Recently China took a decision in January 2013 to oppose Philippines’s initiative to resolve the dispute in the UN arbitral tribunal.The Philippines approached the UN arbitral tribunal with intentions to pressure China into multilateral discussions with all the claimant states after failed attempts by the ASEAN bloc to get China on board. China’s response to the Philippines proposal is not something new; they argue that the consensus in the DOC document states that disputes should be solved through talks between the nations directly involved.This is the principle that China always uses to avoid multilateral dialogues as a vehicle to end the dispute.

It is somehow unacceptable, however, that China chose to use the DOC to back its position after it failed to honor the same document last year when it took a decision to build a city with a military base on one of the disputed islands despite the DOC principles. This is one of the actions that sparked the dispute because it placed China in breach of the DOC agreement.

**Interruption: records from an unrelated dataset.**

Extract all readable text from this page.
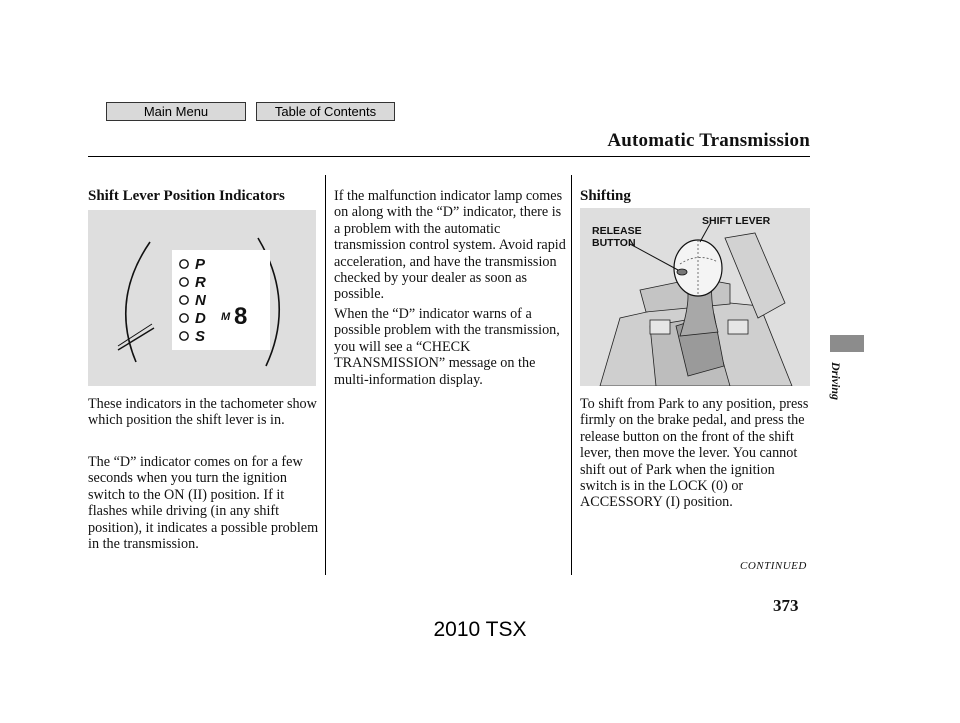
Main Menu	Table of Contents
Automatic Transmission
Shift Lever Position Indicators
P
R
N
D
S
M 8

These indicators in the tachometer show which position the shift lever is in.

The “D” indicator comes on for a few seconds when you turn the ignition switch to the ON (II) position. If it flashes while driving (in any shift position), it indicates a possible problem in the transmission.

If the malfunction indicator lamp comes on along with the “D” indicator, there is a problem with the automatic transmission control system. Avoid rapid acceleration, and have the transmission checked by your dealer as soon as possible.

When the “D” indicator warns of a possible problem with the transmission, you will see a “CHECK TRANSMISSION” message on the multi-information display.

Shifting
RELEASE
BUTTON
SHIFT LEVER

To shift from Park to any position, press firmly on the brake pedal, and press the release button on the front of the shift lever, then move the lever. You cannot shift out of Park when the ignition switch is in the LOCK (0) or ACCESSORY (I) position.

Driving
CONTINUED
373
2010 TSX
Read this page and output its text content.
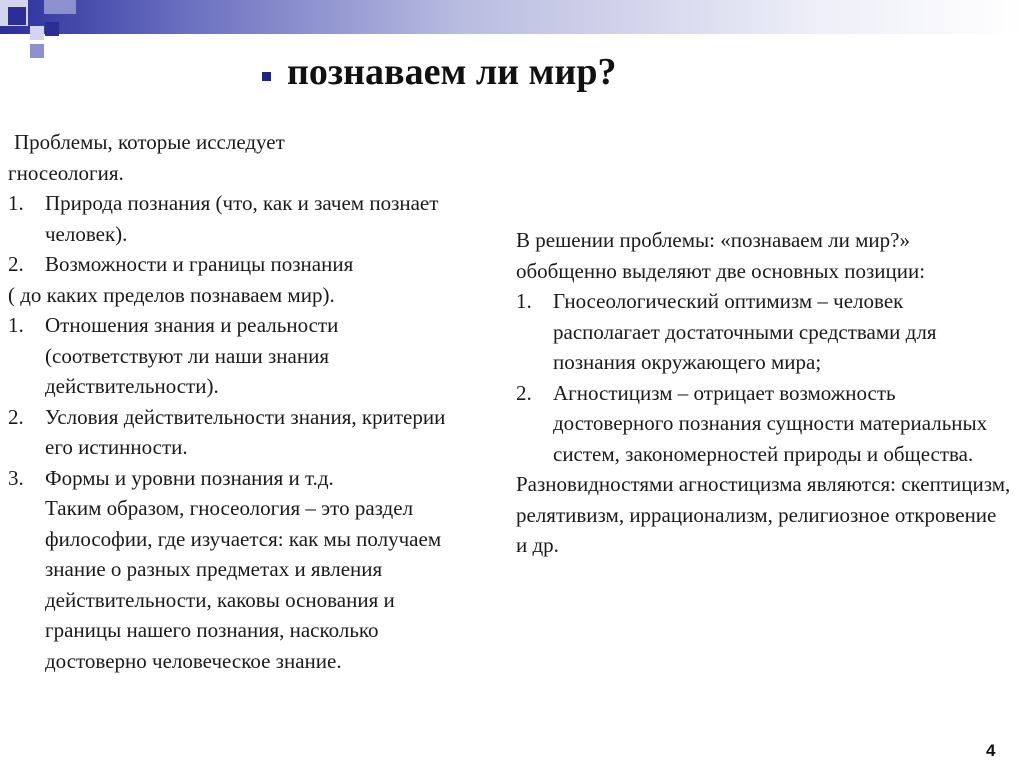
познаваем ли мир?
Проблемы, которые исследует
гносеология.
1.	Природа познания (что, как и зачем познает человек).
2.	Возможности и границы познания
( до каких пределов познаваем мир).
1.	Отношения знания и реальности (соответствуют ли наши знания действительности).
2.	Условия действительности знания, критерии его истинности.
3.	Формы и уровни познания и т.д.
Таким образом, гносеология – это раздел философии, где изучается: как мы получаем знание о разных предметах и явления действительности, каковы основания и границы нашего познания, насколько достоверно человеческое знание.
В решении проблемы: «познаваем ли мир?» обобщенно выделяют две основных позиции:
1.	Гносеологический оптимизм – человек располагает достаточными средствами для познания окружающего мира;
2.	Агностицизм – отрицает возможность достоверного познания сущности материальных систем, закономерностей природы и общества.
Разновидностями агностицизма являются: скептицизм, релятивизм, иррационализм, религиозное откровение и др.
4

The DOC states that all Parties in the South China Sea must undertake to exercise self-restraint in the conduct of activities that would escalate disputes and affect peace and stability including, among others. This means that all parties must refraining from action of inhabiting the presently uninhabited islands, reefs, shoals, cays, and other features and musthandle their differences in a constructive manner. China, however, failed to follow this principle, so it is somewhat surprising that it feels suitable to use the DOC in opposition to the UN arbitrary tribunal.
As a result, to a large extent this is the challenge that will continue to weaken negotiations and agreements between China and the ASEAN bloc if China only intends to plays by the rules and principles of the DOC agreement when it serves only their interest.

In conclusion, with all China’s actions and approach in the South China Sea, one can only conclude that China’s unwillingness to engage in dialogue with other claimant states in a multilateral space will continue to create hostility in the disputed waters.Without any concrete solution agreed and followed by all parties, China will continue to intimidate other claimant states in the disputed islands and waters through its strong military presence. Now the question is; will the ASEAN bloc find a plausible way to limit China dominance in the land of dispute? In a way this will depend on ASEAN’s ability to form an economic community and how will the community have impact on South China Sea playing field with China.